Findings published in the latest edition of Nature Geoscience reveal that water from deep within the Moon’s ancient interior has made its way to the surface.

The report marks the first time such remote detection of this type of lunar water has been achieved, made possible by NASA's Moon Mineralogy Mapper (M3). Planetary geologists say the discovery is an exciting contribution to the rapidly changing understanding of lunar water.

“For many years, researchers believed that the rocks from the Moon were ‘bone dry' and that any water detected in the Apollo samples had to be contamination from Earth,” said Rachel Klima, a member of the NASA Lunar Science Institute's (NLSI) Scientific and Exploration Potential of the Lunar Poles team.

“About five years ago, new laboratory techniques used to investigate lunar samples revealed that the interior of the Moon is not as dry as we previously thought. Around the same time, data from orbital spacecraft detected water on the lunar surface, which is thought to be a thin layer formed from solar wind hitting the lunar surface,” Klima says.
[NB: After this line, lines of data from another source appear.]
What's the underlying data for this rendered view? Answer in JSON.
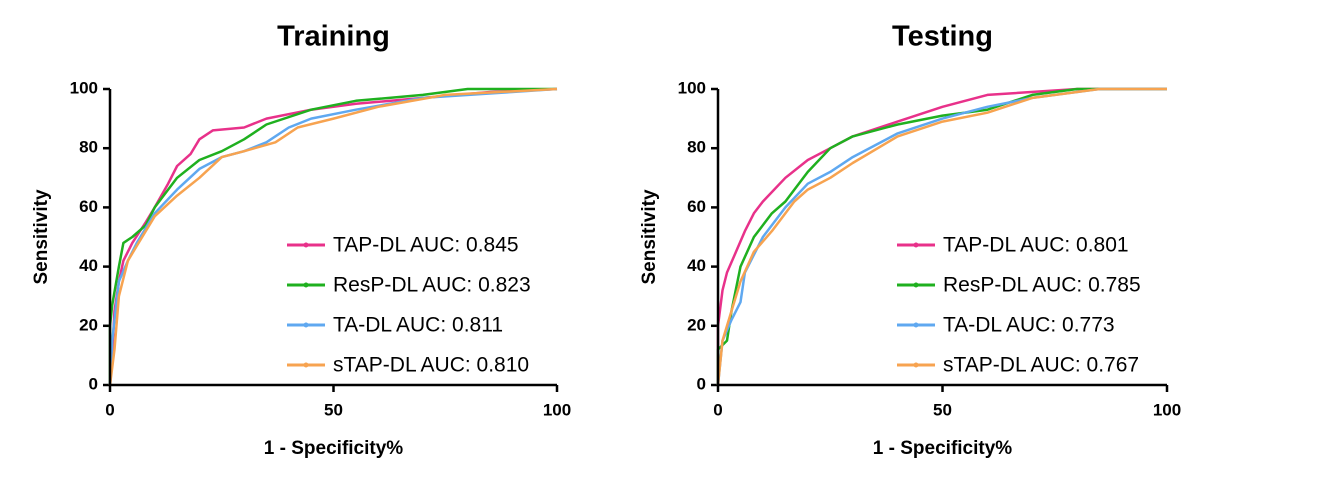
{
  "chart_data": [
    {
      "type": "line",
      "title": "Training",
      "x_label": "1 - Specificity%",
      "y_label": "Sensitivity",
      "xlim": [
        0,
        100
      ],
      "ylim": [
        0,
        100
      ],
      "xticks": [
        0,
        50,
        100
      ],
      "yticks": [
        0,
        20,
        40,
        60,
        80,
        100
      ],
      "grid": false,
      "legend": "lower right",
      "series": [
        {
          "name": "TAP-DL AUC: 0.845",
          "color": "#e8318a",
          "x": [
            0,
            0.5,
            1,
            2,
            3,
            5,
            8,
            10,
            13,
            15,
            18,
            20,
            23,
            30,
            35,
            45,
            55,
            70,
            85,
            100
          ],
          "values": [
            0,
            10,
            25,
            35,
            42,
            48,
            55,
            60,
            68,
            74,
            78,
            83,
            86,
            87,
            90,
            93,
            95,
            97,
            99,
            100
          ]
        },
        {
          "name": "ResP-DL AUC: 0.823",
          "color": "#1fb01f",
          "x": [
            0,
            0,
            0.5,
            2,
            3,
            5,
            8,
            10,
            15,
            20,
            25,
            30,
            35,
            45,
            55,
            70,
            80,
            100
          ],
          "values": [
            0,
            20,
            27,
            40,
            48,
            50,
            54,
            60,
            70,
            76,
            79,
            83,
            88,
            93,
            96,
            98,
            100,
            100
          ]
        },
        {
          "name": "TA-DL AUC: 0.811",
          "color": "#5fa8f0",
          "x": [
            0,
            0.5,
            2,
            4,
            6,
            10,
            15,
            20,
            25,
            30,
            35,
            40,
            45,
            55,
            70,
            90,
            100
          ],
          "values": [
            0,
            15,
            35,
            42,
            48,
            58,
            66,
            73,
            77,
            79,
            82,
            87,
            90,
            93,
            97,
            99,
            100
          ]
        },
        {
          "name": "sTAP-DL AUC: 0.810",
          "color": "#f7a350",
          "x": [
            0,
            1,
            2,
            4,
            6,
            10,
            15,
            20,
            25,
            30,
            37,
            42,
            50,
            60,
            75,
            100
          ],
          "values": [
            0,
            12,
            30,
            42,
            47,
            57,
            64,
            70,
            77,
            79,
            82,
            87,
            90,
            94,
            98,
            100
          ]
        }
      ]
    },
    {
      "type": "line",
      "title": "Testing",
      "x_label": "1 - Specificity%",
      "y_label": "Sensitivity",
      "xlim": [
        0,
        100
      ],
      "ylim": [
        0,
        100
      ],
      "xticks": [
        0,
        50,
        100
      ],
      "yticks": [
        0,
        20,
        40,
        60,
        80,
        100
      ],
      "grid": false,
      "legend": "lower right",
      "series": [
        {
          "name": "TAP-DL AUC: 0.801",
          "color": "#e8318a",
          "x": [
            0,
            0,
            1,
            2,
            4,
            6,
            8,
            10,
            15,
            20,
            25,
            30,
            40,
            50,
            60,
            80,
            100
          ],
          "values": [
            0,
            20,
            32,
            38,
            45,
            52,
            58,
            62,
            70,
            76,
            80,
            84,
            89,
            94,
            98,
            100,
            100
          ]
        },
        {
          "name": "ResP-DL AUC: 0.785",
          "color": "#1fb01f",
          "x": [
            0,
            0,
            2,
            3,
            5,
            8,
            12,
            15,
            20,
            25,
            30,
            40,
            50,
            60,
            70,
            80,
            100
          ],
          "values": [
            0,
            12,
            15,
            25,
            40,
            50,
            58,
            62,
            72,
            80,
            84,
            88,
            91,
            93,
            98,
            100,
            100
          ]
        },
        {
          "name": "TA-DL AUC: 0.773",
          "color": "#5fa8f0",
          "x": [
            0,
            1,
            3,
            5,
            6,
            10,
            15,
            20,
            25,
            30,
            40,
            50,
            60,
            70,
            85,
            100
          ],
          "values": [
            0,
            15,
            22,
            28,
            38,
            50,
            60,
            68,
            72,
            77,
            85,
            90,
            94,
            97,
            100,
            100
          ]
        },
        {
          "name": "sTAP-DL AUC: 0.767",
          "color": "#f7a350",
          "x": [
            0,
            1,
            3,
            5,
            8,
            12,
            17,
            20,
            25,
            30,
            40,
            50,
            60,
            70,
            85,
            100
          ],
          "values": [
            0,
            15,
            25,
            35,
            45,
            52,
            62,
            66,
            70,
            75,
            84,
            89,
            92,
            97,
            100,
            100
          ]
        }
      ]
    }
  ]
}
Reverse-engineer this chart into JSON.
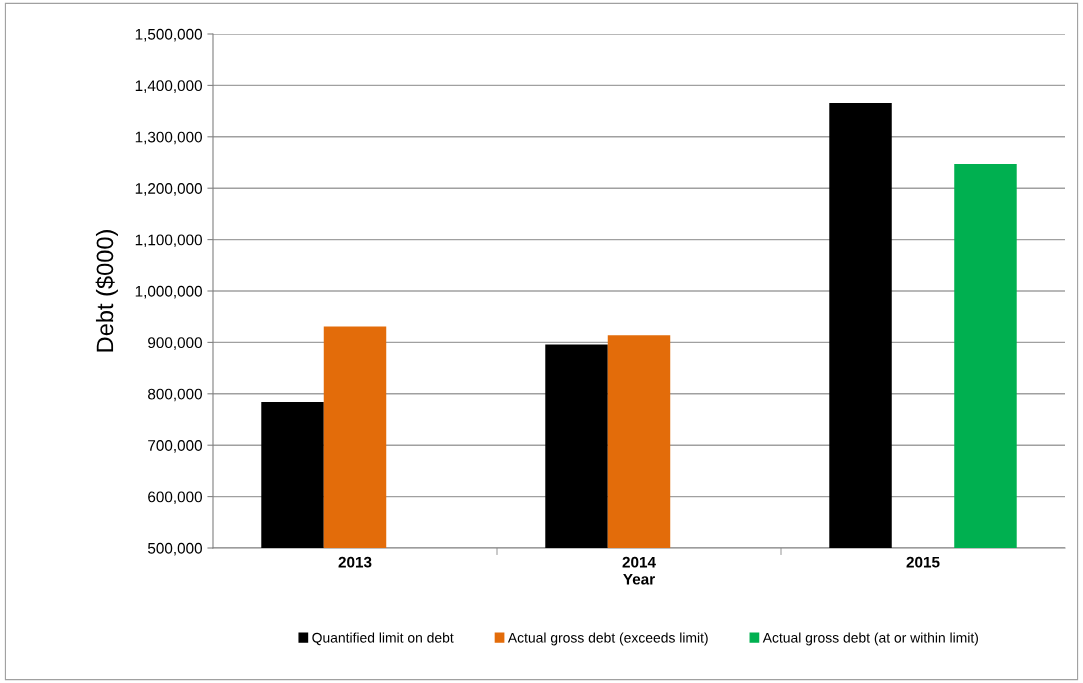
{
  "chart_data": {
    "type": "bar",
    "xlabel": "Year",
    "ylabel": "Debt ($000)",
    "categories": [
      "2013",
      "2014",
      "2015"
    ],
    "series": [
      {
        "name": "Quantified limit on debt",
        "color": "#000000",
        "values": [
          784000,
          896000,
          1366000
        ]
      },
      {
        "name": "Actual gross debt (exceeds limit)",
        "color": "#e36c0a",
        "values": [
          931000,
          914000,
          null
        ]
      },
      {
        "name": "Actual gross debt (at or within limit)",
        "color": "#00b050",
        "values": [
          null,
          null,
          1247000
        ]
      }
    ],
    "ylim": [
      500000,
      1500000
    ],
    "yticks": [
      {
        "value": 500000,
        "label": "500,000"
      },
      {
        "value": 600000,
        "label": "600,000"
      },
      {
        "value": 700000,
        "label": "700,000"
      },
      {
        "value": 800000,
        "label": "800,000"
      },
      {
        "value": 900000,
        "label": "900,000"
      },
      {
        "value": 1000000,
        "label": "1,000,000"
      },
      {
        "value": 1100000,
        "label": "1,100,000"
      },
      {
        "value": 1200000,
        "label": "1,200,000"
      },
      {
        "value": 1300000,
        "label": "1,300,000"
      },
      {
        "value": 1400000,
        "label": "1,400,000"
      },
      {
        "value": 1500000,
        "label": "1,500,000"
      }
    ],
    "grid": "y",
    "legend": "bottom"
  }
}
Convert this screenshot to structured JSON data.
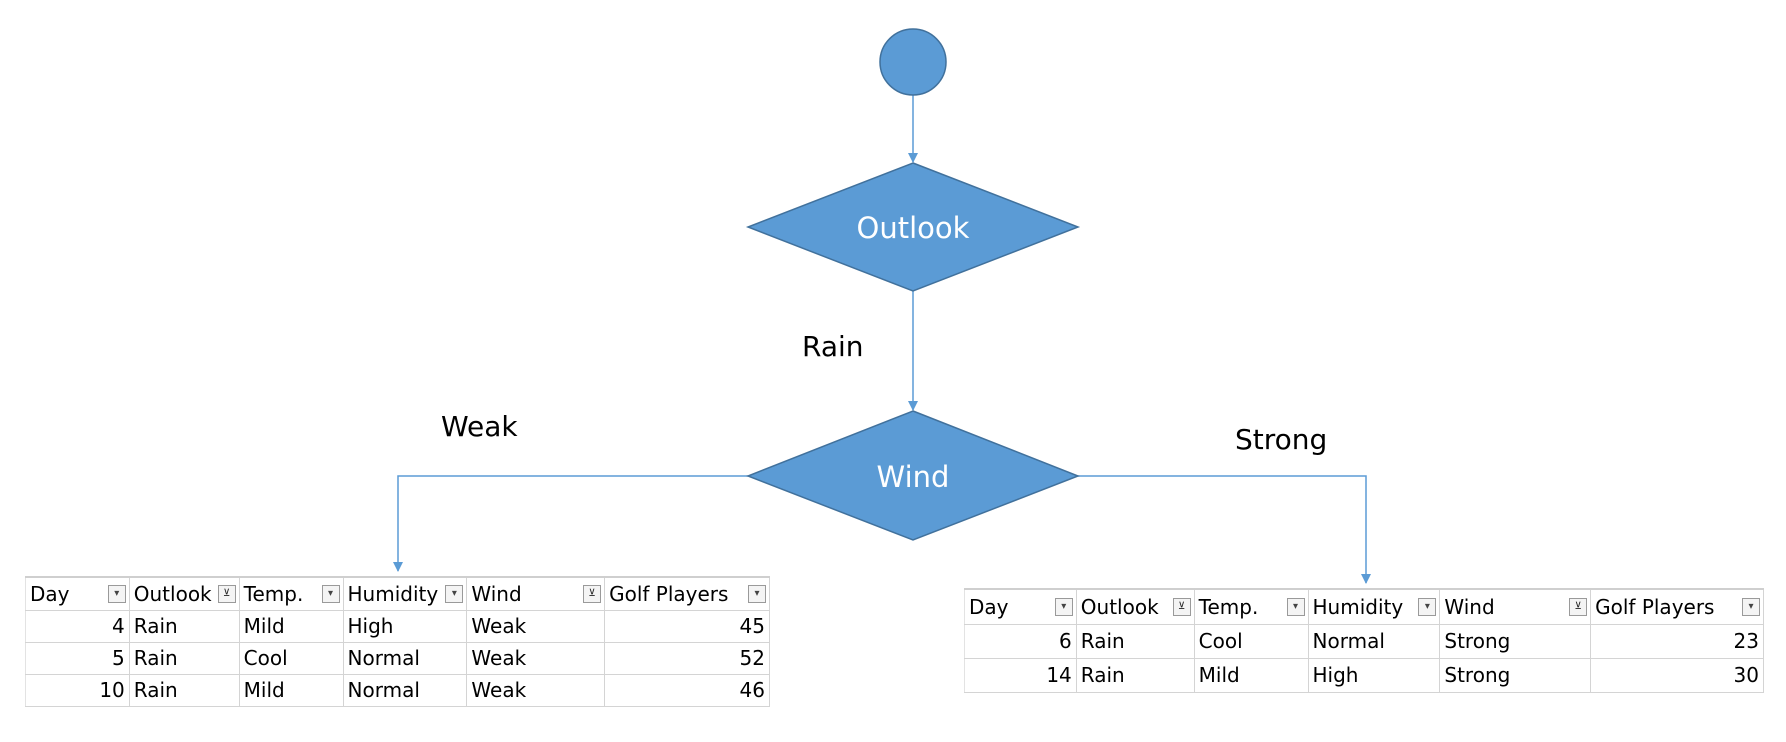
{
  "nodes": {
    "root_label": "",
    "outlook_label": "Outlook",
    "wind_label": "Wind"
  },
  "edge_labels": {
    "rain": "Rain",
    "weak": "Weak",
    "strong": "Strong"
  },
  "colors": {
    "node_fill": "#5B9BD5",
    "node_stroke": "#41719C",
    "edge": "#5B9BD5",
    "node_text": "#FFFFFF"
  },
  "tables": {
    "weak": {
      "headers": [
        "Day",
        "Outlook",
        "Temp.",
        "Humidity",
        "Wind",
        "Golf Players"
      ],
      "filter_buttons": [
        "dropdown-icon",
        "filter-icon",
        "dropdown-icon",
        "dropdown-icon",
        "filter-icon",
        "dropdown-icon"
      ],
      "rows": [
        [
          "4",
          "Rain",
          "Mild",
          "High",
          "Weak",
          "45"
        ],
        [
          "5",
          "Rain",
          "Cool",
          "Normal",
          "Weak",
          "52"
        ],
        [
          "10",
          "Rain",
          "Mild",
          "Normal",
          "Weak",
          "46"
        ]
      ]
    },
    "strong": {
      "headers": [
        "Day",
        "Outlook",
        "Temp.",
        "Humidity",
        "Wind",
        "Golf Players"
      ],
      "filter_buttons": [
        "dropdown-icon",
        "filter-icon",
        "dropdown-icon",
        "dropdown-icon",
        "filter-icon",
        "dropdown-icon"
      ],
      "rows": [
        [
          "6",
          "Rain",
          "Cool",
          "Normal",
          "Strong",
          "23"
        ],
        [
          "14",
          "Rain",
          "Mild",
          "High",
          "Strong",
          "30"
        ]
      ]
    }
  }
}
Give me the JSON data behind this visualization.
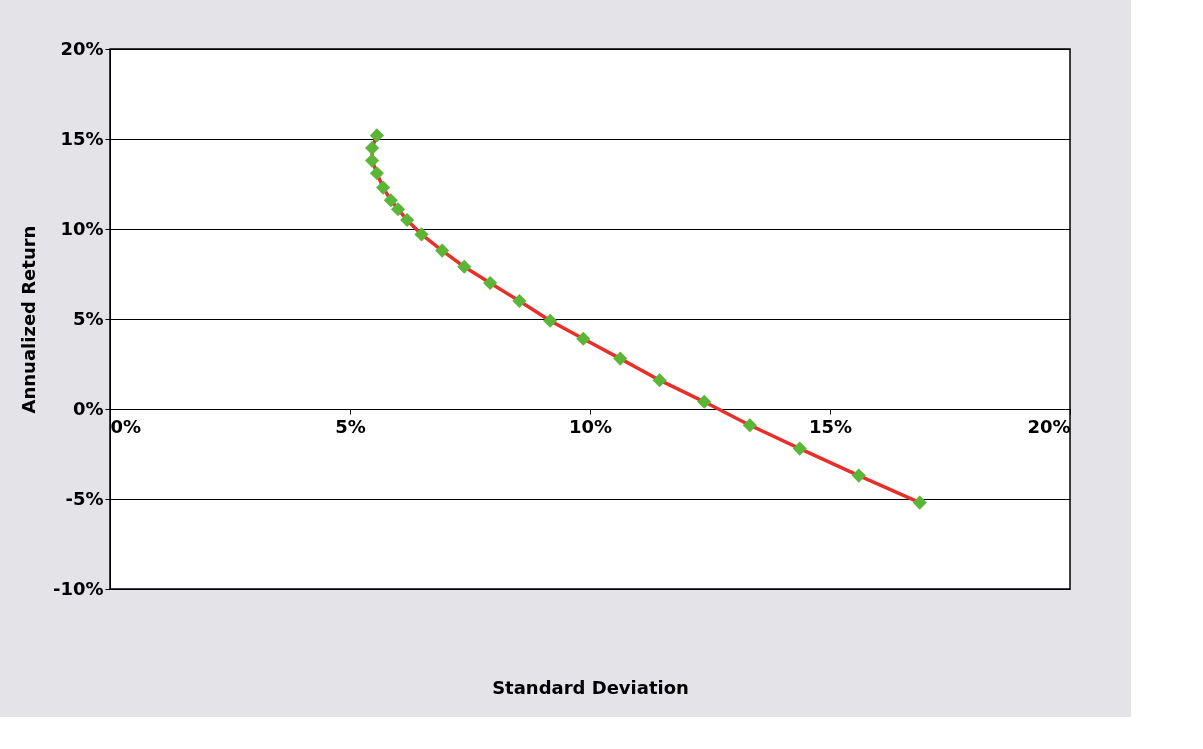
{
  "chart_data": {
    "type": "scatter",
    "xlabel": "Standard Deviation",
    "ylabel": "Annualized Return",
    "x": [
      5.56,
      5.46,
      5.46,
      5.56,
      5.69,
      5.85,
      6.0,
      6.19,
      6.49,
      6.92,
      7.38,
      7.92,
      8.53,
      9.17,
      9.86,
      10.63,
      11.45,
      12.38,
      13.33,
      14.37,
      15.6,
      16.87
    ],
    "series": [
      {
        "type": "line",
        "color": "#e8302a",
        "marker": "none",
        "values": [
          15.2,
          14.5,
          13.8,
          13.1,
          12.3,
          11.6,
          11.1,
          10.5,
          9.7,
          8.8,
          7.9,
          7.0,
          6.0,
          4.9,
          3.9,
          2.8,
          1.6,
          0.4,
          -0.9,
          -2.2,
          -3.7,
          -5.2
        ]
      },
      {
        "type": "scatter",
        "color": "#5bb637",
        "marker": "diamond",
        "values": [
          15.2,
          14.5,
          13.8,
          13.1,
          12.3,
          11.6,
          11.1,
          10.5,
          9.7,
          8.8,
          7.9,
          7.0,
          6.0,
          4.9,
          3.9,
          2.8,
          1.6,
          0.4,
          -0.9,
          -2.2,
          -3.7,
          -5.2
        ]
      }
    ],
    "xlim": [
      0,
      20
    ],
    "xticks": [
      {
        "value": 0,
        "label": "0%"
      },
      {
        "value": 5,
        "label": "5%"
      },
      {
        "value": 10,
        "label": "10%"
      },
      {
        "value": 15,
        "label": "15%"
      },
      {
        "value": 20,
        "label": "20%"
      }
    ],
    "ylim": [
      -10,
      20
    ],
    "yticks": [
      {
        "value": -10,
        "label": "-10%"
      },
      {
        "value": -5,
        "label": "-5%"
      },
      {
        "value": 0,
        "label": "0%"
      },
      {
        "value": 5,
        "label": "5%"
      },
      {
        "value": 10,
        "label": "10%"
      },
      {
        "value": 15,
        "label": "15%"
      },
      {
        "value": 20,
        "label": "20%"
      }
    ],
    "grid": "y",
    "legend": false
  }
}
“This surficial water unfortunately did not give us any information about the magmatic water that exists deeper within the lunar crust and mantle, but we were able to identify the rock types in and around Bullialdus crater,” said co-author Justin Hagerty, of the U.S. Geological Survey, “such studies can help us understand how the surficial water originated and where it might exist in the lunar mantle.”

The finding was only possible with the precise manoeuvring of the M3 aboard the Indian Space Research Organisation's Chandrayaan-1 spacecraft, which allowed it to fully image the lunar impact crater Bullialdus.

“The rocks in the central peak of the crater are of a type called norite that usually crystallizes when magma ascends but gets trapped underground instead of erupting at the surface as lava. Bullialdus crater is not the only location where this rock type is found, but the exposure of these rocks combined with a generally low regional water abundance enabled us to quantify the amount of internal water in these rocks,” Klima writes.

“This impressive research confirms earlier lab analyses of Apollo samples, and will help broaden our understanding of how this water originated and where it might exist in the lunar mantle,” said NLSI Director Yvonne Pendleton.

The study ‘Remote detection of magmatic water in Bullialdus Crater on the Moon’ is available online.